All eyes are on Nine. The business is cashed up with the sale of Domain and there’s speculation on how Nine plans to spend the $1.4b now appearing on its balance sheet.
In his first full year presentation since taking on the CEO role, Matt Stanton delivered his state of the union speech and spoke about the possibilities for the business going forward: “As our business becomes more digital, with digital revenue growth of 6% per year, our ability to exploit the opportunities of our integrated consumer platform becomes more wide-reaching. Subscription revenues grew by 10% per year, underpinned by growth at both Stan and in digital subscription revenues at Publishing.
“Stan particularly benefited as we brought the streaming and broadcast teams closer together. Clearly evident through the Olympics, but with more synergies coming through in the second half through content sharing and cross-promotion.”
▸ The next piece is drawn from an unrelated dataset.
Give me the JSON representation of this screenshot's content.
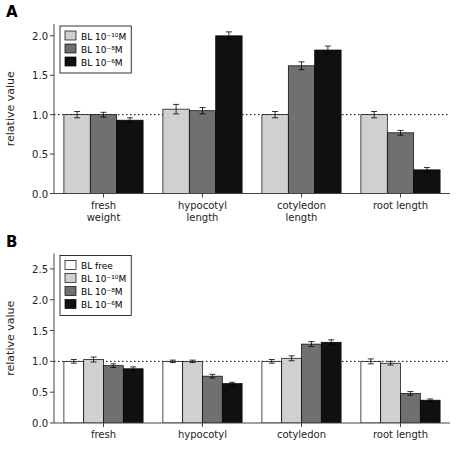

For those reading the tea leaves on what was said during his presentation, sports was at the forefront of it all.

Nine CEO Matt Stanton
As Stanton and the team grow out the business, it will be looking for opportunities to double down on what has been working. And all signs point to sports and, charitably, sports-adjacent.
Stan is a shining star, shining almost as bright as Stan Sport
With around 2.5 million subscribers each year, Stan is driving significant revenue for the business. And the better news for Nine is that it is a growing revenue.
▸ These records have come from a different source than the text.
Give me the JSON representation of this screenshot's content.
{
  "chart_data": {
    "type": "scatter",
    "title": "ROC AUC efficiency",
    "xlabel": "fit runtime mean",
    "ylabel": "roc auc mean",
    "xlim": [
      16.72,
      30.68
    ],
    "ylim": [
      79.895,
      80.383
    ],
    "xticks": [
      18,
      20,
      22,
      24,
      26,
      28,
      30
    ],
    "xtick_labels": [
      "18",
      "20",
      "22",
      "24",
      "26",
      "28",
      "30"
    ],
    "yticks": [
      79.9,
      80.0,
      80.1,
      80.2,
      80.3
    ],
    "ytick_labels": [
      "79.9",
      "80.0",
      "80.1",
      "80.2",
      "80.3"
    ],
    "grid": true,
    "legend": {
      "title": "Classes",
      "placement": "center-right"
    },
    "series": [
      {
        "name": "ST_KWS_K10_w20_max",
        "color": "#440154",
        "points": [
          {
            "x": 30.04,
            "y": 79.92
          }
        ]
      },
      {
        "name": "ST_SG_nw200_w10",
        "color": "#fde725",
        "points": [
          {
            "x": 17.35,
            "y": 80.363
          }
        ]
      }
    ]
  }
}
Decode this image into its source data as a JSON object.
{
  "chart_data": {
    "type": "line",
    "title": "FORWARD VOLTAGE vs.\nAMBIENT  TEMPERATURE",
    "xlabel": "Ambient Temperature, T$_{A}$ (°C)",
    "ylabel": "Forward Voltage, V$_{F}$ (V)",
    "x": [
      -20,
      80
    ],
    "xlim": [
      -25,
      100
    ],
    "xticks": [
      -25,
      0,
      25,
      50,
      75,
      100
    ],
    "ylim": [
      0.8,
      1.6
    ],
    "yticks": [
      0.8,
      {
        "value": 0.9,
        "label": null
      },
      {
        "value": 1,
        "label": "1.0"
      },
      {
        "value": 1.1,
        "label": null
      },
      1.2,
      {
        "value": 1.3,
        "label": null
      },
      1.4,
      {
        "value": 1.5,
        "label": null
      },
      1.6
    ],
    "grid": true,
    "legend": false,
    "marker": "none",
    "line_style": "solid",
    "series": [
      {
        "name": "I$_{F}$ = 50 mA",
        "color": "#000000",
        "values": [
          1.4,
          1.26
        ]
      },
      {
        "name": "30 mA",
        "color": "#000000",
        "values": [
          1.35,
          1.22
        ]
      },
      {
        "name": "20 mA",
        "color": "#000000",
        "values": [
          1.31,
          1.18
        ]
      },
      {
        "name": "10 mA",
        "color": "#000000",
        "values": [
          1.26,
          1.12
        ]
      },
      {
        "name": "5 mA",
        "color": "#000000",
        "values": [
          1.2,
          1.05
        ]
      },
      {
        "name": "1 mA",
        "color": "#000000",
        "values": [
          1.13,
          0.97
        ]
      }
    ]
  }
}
Acting CFO Graeme Cassells followed Stanton in the presentation where he spoke about the value in Stan, but particularly the value in the Stan Sport add-on: “Stan’s reported 31% growth in EBITDA for the year was underpinned by a strong subscriber performance, which kicked off with a successful Olympic campaign but was augmented by Stan’s slate of entertainment and sports content. Revenue growth of 10% was due to a combination of higher average subscriber numbers, particularly for Stan Sport and higher ARPU.”

Graeme Cassells, Nine Acting CFO
That ARPU will be higher in the next report, following the recent Stan Sport price-rise effective from the start of the current financial year. Stan Sport now costs $20 per month, up from $15 per month. The rise is related to Stan securing the English Premier League and the FA Cup, which it picked up from Optus Sport. Access to Stan Sport requires a Stan subscription as well, which requires at minimum an entry-level $12 monthly plan. For 4k streaming, Stan subscribers with a Stan Sports add-on can be paying as much as $42 per month.
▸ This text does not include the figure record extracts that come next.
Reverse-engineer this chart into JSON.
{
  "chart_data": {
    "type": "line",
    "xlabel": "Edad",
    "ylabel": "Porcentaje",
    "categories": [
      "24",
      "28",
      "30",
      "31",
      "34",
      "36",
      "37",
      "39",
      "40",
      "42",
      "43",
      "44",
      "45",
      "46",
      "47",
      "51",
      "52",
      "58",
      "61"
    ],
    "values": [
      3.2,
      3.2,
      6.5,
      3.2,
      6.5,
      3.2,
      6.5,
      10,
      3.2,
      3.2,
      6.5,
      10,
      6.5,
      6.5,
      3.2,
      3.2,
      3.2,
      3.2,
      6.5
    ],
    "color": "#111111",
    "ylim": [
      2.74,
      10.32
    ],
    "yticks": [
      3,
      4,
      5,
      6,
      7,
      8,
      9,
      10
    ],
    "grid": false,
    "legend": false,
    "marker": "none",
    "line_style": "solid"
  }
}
The EPL and FA Cup will be exclusive to Stan Sport going forward and positions Stan, as per Stanton, as “a scale player in subscription sports streaming, and further highlights Nine’s commitment to premium content.”
It wasn’t as though Stanton and Cassells ignored the rest of the business in their presentation, but it all kept coming back to Stan, sports, and the revenue generated across the business in synergies that seemed connected back to the subscription streaming business.
“Stan particularly benefited as we brought the streaming and broadcast teams closer together. Clearly evident through the Olympics, but with more synergies coming through in the second half through content sharing and cross-promotion. We removed around $80 million of costs from the business across the year, of which circa $60 million is classified as ongoing, ahead of initial guidance of $50 million,” Stanton advised.
What didn’t Matt Stanton talk about? Radio
The limited reference to the audio/radio side of the business was limited to conversation about declining advertising revenue.
“After a strong rebound in H1, H2 profits from audio were impacted by a loss of advertising revenue share in a market which was broadly flat. Digital revenues remained a positive, with growth of 31%.
“Reflecting on this result, Nine has announced a new commercial structure from 1 July. This increased focus on direct sales allows Nine to both play to its strengths of scale and reach across platforms, while providing greater capability to unlock more advertising opportunities in what talk radio does best – live, local and deeper brand connections with listeners,” Stanton advised.
The one time Cassells mentioned the audio division, it was in relation to cross-promotion of sport: “We’ve got the final Saturday night 9.30 game on this weekend coming, and then we’ll stop that. That was a bit about awareness and reach and drive through that. But obviously, through publishing our radio assets as well, we’ve really pushed that and be very pleased with the response.”
Amid the many rumours circulating around the next steps for Nine, two of the most-discussed is speculation surrounding the sale of the Nine Radio division, along with a purchase of SCA. Stanton has talked down both possibilities, but has couched both in comments about there not being formal conversations.
In an interview with The Australian, Stanton spoke of the possible Nine Radio sale: “What I would say is there’s no formal process or talks occurring at this point in time. We’re very focused. The strategy for the team is to really drive the sales, the commercial side of it … and we’re focusing on that.”
If Nine was to buy the SCA radio assets in addition to holding on to the Nine Radio assets, it would trigger a licensing requirement to sell off some of its stations. One can only hold two licenses in the one broadcast market.
If sports really is the future for Nine and the team are looking for cross-promotional opportunities across their platforms, Mediaweek can’t help but notice the synergies that exist with ownership of the Triple M network.